Le geôlier me regarde par l’œilleton, lui sait ! Son regard hésite entre moquerie et compassion. Il ouvre la porte et m’enjoint de sortir, on m’attend.

Nos pas résonnent. Sans les avoir vu je savais de nombreux condamnés dans chaque cellule. Aucune rencontre n’est possible, aucune communication. Les murs sont épais, les portes sans interstice et d’une lourdeur décourageante. Une seule fenêtre, inaccessible, une salle d’attente pour laminer l’esprit, peut-être en récupérer quelques-uns, les moins solides qui craquent au dernier moment et peuvent être remis en circulation.

L’inconnu m’attendait, ce vieil ami oublié.

Ma geôle me plaisait, allongé sur la paillasse je retrouvais les mondes qui me plaisaient, parfois ils s’estompaient, attaqués par une sombre inquiétude que je feignais de ne pas remarquer.

L’air libre ! Si j’ose dire ! Froid et triste. Le ciel est gris, le soleil ne veut pas me voir partir. Un véhicule m’attend, sa porte ouverte m’est indiquée et les visages avenants des gardes m’incitent à y pénétrer. Pas un mot, je suis un réprouvé, un rejeté bientôt effacé promis à un sort funeste que je devine.

La route devant moi est à sens unique comme la vie.

La portière claque, à l’intérieur pas de poignée, les vitres semblent d’une solidité décourageante.

Vu l’exiguïté du lieu un seul voyageur à la fois peut profiter du monde qu’il quitte histoire de lui faire regretter son entêtement. Je m’installe, le véhicule m’emporte.

Des rues désertes, une ombre parfois se faufile comme si apercevoir ce sombre cortège portait malheur. La ville, les faubourgs, la campagne enfin.

Vouloir rime avec illusoire, je me sens bien.

La longueur du voyage implique des arrêts brefs dans des relais obscurs et inquiétants, rien ne doit retarder la livraison.

Peu m'importait le temps du voyage, j’attendais en rêvassant.

Nous atteignîmes une grande forêt, des arbres immenses aux frondaisons enchevêtrées dissimulant le ciel. Nous allions aussi vite que le permettait la route, je me plaquais contre une vitre pour admirer ce paysage étrange, inédit. Je n’entendais rien du dehors mais je devinais un monde d’absence comme si ces arbres étaient un décor, un lointain souvenir, une trace oubliée que la vie ne voulut, ou ne put, réinvestir. Pas un mouvement, pas un animal pour risquer une tête en surveillant notre passage. Une indifférence totale, désincarnée.

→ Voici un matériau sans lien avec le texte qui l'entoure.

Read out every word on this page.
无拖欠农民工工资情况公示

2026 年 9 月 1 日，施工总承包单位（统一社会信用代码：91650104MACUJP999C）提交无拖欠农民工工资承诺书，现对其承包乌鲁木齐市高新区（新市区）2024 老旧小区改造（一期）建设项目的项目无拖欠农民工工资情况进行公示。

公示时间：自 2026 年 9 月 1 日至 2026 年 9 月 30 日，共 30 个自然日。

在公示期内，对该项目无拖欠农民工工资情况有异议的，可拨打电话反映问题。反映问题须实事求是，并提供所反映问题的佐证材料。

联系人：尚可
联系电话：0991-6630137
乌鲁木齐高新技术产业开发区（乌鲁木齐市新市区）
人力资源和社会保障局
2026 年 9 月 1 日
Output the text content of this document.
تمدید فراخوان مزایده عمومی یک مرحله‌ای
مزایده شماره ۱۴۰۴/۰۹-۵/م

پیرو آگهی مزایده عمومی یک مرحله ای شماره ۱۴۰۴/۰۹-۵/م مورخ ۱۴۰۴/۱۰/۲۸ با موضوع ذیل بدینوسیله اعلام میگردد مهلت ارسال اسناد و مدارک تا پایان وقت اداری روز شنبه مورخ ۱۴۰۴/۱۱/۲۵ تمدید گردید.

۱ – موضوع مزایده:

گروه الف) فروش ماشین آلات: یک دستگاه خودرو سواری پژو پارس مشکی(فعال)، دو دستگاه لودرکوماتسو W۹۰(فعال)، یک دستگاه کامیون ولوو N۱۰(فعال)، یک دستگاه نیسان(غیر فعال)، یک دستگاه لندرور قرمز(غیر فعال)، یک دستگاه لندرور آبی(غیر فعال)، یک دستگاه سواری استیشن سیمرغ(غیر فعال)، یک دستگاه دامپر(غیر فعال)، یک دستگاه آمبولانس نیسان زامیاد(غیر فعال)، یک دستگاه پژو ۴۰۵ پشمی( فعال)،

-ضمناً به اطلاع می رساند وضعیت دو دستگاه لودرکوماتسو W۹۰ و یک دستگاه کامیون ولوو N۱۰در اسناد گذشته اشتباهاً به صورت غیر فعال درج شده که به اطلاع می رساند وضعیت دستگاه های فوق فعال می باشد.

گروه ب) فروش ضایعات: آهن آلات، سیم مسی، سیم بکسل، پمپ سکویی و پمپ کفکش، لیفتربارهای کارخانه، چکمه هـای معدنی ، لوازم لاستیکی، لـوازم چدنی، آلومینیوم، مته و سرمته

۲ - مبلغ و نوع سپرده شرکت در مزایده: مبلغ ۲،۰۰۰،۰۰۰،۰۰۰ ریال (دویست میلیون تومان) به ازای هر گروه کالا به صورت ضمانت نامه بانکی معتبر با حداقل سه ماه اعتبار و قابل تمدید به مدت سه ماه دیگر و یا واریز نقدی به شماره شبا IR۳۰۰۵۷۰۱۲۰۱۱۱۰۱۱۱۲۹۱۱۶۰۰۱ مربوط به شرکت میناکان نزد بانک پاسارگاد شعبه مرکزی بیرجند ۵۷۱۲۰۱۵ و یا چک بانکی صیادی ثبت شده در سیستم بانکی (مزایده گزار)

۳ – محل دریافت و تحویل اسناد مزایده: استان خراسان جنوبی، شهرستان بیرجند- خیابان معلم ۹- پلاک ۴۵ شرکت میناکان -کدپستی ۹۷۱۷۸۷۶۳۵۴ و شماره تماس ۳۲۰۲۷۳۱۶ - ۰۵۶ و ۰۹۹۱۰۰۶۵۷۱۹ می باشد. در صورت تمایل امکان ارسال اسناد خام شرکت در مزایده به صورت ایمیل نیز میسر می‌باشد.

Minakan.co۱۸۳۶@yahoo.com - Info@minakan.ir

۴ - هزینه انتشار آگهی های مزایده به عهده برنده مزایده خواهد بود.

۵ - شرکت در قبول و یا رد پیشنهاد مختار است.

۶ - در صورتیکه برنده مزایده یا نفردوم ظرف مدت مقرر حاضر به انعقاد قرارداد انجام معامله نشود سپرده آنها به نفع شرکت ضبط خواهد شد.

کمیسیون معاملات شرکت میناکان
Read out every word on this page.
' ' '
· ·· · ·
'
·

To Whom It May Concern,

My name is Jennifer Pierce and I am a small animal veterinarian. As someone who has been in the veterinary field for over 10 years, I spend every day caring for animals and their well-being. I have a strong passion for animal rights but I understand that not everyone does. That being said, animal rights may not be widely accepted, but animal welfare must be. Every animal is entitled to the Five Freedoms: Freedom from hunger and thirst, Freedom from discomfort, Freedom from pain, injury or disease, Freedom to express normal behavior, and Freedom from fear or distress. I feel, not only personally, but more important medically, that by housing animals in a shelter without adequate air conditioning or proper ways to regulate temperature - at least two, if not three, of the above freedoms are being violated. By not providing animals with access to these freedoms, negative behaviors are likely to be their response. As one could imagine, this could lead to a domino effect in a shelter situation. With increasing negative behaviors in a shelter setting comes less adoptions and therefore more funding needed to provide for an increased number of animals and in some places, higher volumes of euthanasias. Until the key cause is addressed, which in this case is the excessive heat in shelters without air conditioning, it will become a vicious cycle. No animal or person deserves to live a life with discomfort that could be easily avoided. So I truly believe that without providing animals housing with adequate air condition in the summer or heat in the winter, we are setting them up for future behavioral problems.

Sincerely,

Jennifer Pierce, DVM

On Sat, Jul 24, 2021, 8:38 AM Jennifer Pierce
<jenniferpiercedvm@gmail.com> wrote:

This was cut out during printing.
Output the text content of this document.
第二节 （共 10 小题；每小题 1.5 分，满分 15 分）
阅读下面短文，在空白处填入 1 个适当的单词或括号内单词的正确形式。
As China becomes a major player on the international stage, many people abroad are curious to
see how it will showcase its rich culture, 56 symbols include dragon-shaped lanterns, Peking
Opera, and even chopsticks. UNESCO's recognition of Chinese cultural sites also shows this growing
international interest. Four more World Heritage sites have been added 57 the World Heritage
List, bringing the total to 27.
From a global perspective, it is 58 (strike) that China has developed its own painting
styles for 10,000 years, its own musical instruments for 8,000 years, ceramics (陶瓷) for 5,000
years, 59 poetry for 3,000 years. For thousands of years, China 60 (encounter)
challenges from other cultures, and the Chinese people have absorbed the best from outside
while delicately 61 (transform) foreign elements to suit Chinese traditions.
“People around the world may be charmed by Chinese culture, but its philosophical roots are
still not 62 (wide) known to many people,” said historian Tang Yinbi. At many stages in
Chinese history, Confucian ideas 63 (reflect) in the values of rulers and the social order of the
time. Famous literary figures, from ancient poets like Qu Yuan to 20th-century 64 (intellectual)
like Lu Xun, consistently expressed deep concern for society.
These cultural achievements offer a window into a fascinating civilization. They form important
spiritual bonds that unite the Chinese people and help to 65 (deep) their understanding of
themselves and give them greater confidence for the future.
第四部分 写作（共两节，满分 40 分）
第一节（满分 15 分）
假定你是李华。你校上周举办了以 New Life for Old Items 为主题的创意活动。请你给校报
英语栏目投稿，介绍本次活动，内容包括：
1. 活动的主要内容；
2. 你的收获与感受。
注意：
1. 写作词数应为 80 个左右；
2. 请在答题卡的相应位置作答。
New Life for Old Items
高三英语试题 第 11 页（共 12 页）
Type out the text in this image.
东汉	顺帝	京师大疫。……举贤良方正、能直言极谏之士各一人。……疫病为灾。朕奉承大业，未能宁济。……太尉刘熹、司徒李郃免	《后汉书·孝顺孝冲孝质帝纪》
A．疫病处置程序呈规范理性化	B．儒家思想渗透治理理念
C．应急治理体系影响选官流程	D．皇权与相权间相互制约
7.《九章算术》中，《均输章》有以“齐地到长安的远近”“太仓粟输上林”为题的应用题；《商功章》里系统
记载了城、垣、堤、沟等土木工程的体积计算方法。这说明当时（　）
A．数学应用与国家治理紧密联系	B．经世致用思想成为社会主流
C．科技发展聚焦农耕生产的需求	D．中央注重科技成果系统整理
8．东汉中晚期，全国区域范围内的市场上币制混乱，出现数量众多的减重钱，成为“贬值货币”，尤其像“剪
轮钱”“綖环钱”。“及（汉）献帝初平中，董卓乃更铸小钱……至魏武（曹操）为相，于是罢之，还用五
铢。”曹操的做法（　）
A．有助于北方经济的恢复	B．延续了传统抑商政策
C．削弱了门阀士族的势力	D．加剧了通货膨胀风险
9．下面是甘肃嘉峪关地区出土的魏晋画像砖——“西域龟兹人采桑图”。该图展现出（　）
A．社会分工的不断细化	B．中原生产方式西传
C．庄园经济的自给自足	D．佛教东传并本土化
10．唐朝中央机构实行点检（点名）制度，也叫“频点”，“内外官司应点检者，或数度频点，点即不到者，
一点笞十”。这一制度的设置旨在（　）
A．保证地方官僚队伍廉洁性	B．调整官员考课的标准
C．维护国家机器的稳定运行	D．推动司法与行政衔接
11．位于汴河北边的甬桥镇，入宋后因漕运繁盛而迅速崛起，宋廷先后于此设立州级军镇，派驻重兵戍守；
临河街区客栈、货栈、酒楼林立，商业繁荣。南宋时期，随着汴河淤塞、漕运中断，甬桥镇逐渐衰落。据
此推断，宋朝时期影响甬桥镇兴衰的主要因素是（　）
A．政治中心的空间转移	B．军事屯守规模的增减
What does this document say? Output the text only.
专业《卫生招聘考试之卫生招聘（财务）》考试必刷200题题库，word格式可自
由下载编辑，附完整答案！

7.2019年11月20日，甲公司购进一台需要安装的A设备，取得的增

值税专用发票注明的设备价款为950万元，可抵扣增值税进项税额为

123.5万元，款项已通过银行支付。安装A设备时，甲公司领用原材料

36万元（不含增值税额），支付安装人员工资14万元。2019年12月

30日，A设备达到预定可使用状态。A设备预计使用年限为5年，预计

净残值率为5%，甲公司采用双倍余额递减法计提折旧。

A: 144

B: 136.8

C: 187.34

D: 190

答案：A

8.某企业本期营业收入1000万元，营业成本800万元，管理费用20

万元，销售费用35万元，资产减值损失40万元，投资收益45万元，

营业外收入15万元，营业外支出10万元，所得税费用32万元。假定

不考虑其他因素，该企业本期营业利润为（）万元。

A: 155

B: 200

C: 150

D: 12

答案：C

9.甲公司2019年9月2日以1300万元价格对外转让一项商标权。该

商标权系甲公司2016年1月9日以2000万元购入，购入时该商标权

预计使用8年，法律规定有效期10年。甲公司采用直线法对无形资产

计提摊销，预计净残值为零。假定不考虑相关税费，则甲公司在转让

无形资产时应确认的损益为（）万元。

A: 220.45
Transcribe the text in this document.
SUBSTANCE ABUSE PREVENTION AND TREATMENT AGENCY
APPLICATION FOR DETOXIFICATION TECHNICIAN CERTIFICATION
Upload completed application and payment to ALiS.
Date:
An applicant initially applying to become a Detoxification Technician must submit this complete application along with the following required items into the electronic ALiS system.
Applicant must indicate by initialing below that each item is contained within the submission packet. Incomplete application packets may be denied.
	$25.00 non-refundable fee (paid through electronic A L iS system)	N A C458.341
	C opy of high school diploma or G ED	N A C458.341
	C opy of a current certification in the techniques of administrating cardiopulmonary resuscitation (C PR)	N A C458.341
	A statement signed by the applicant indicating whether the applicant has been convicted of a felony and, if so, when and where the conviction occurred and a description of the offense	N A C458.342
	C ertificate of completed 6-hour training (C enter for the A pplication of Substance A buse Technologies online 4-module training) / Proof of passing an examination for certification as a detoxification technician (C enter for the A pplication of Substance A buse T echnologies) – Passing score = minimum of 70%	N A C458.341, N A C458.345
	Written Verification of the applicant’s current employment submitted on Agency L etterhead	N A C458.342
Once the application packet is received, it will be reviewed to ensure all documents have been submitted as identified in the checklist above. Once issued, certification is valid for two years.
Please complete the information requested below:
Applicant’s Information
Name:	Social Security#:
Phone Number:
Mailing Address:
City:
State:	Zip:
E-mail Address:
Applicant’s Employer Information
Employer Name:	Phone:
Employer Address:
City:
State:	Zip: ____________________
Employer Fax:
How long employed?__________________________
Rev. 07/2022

La lumière revint d’un coup, je fermais les yeux avant de m’y réhabituer, découvrant en les rouvrant un paysage différent, désertique, une roche nue, un sol sablonneux, une étendue plate que barrait la forêt que nous venions de traverser, celle-ci disparue à l’horizon restait un infini sans ombre. Nous venions de passer une frontière pour pénétrer un univers vide qui ne saurait nous supporter longtemps.

Machinalement, ai-je cru, je me portais de l’autre côté du véhicule, j’attendais la même étendue désolée, ce fut vrai d’abord, avant que je ne distingue au loin une ombre verticale, un phare dressé au milieu d’un océan minéral.


Je dus attendre avant de découvrir la Forteresse.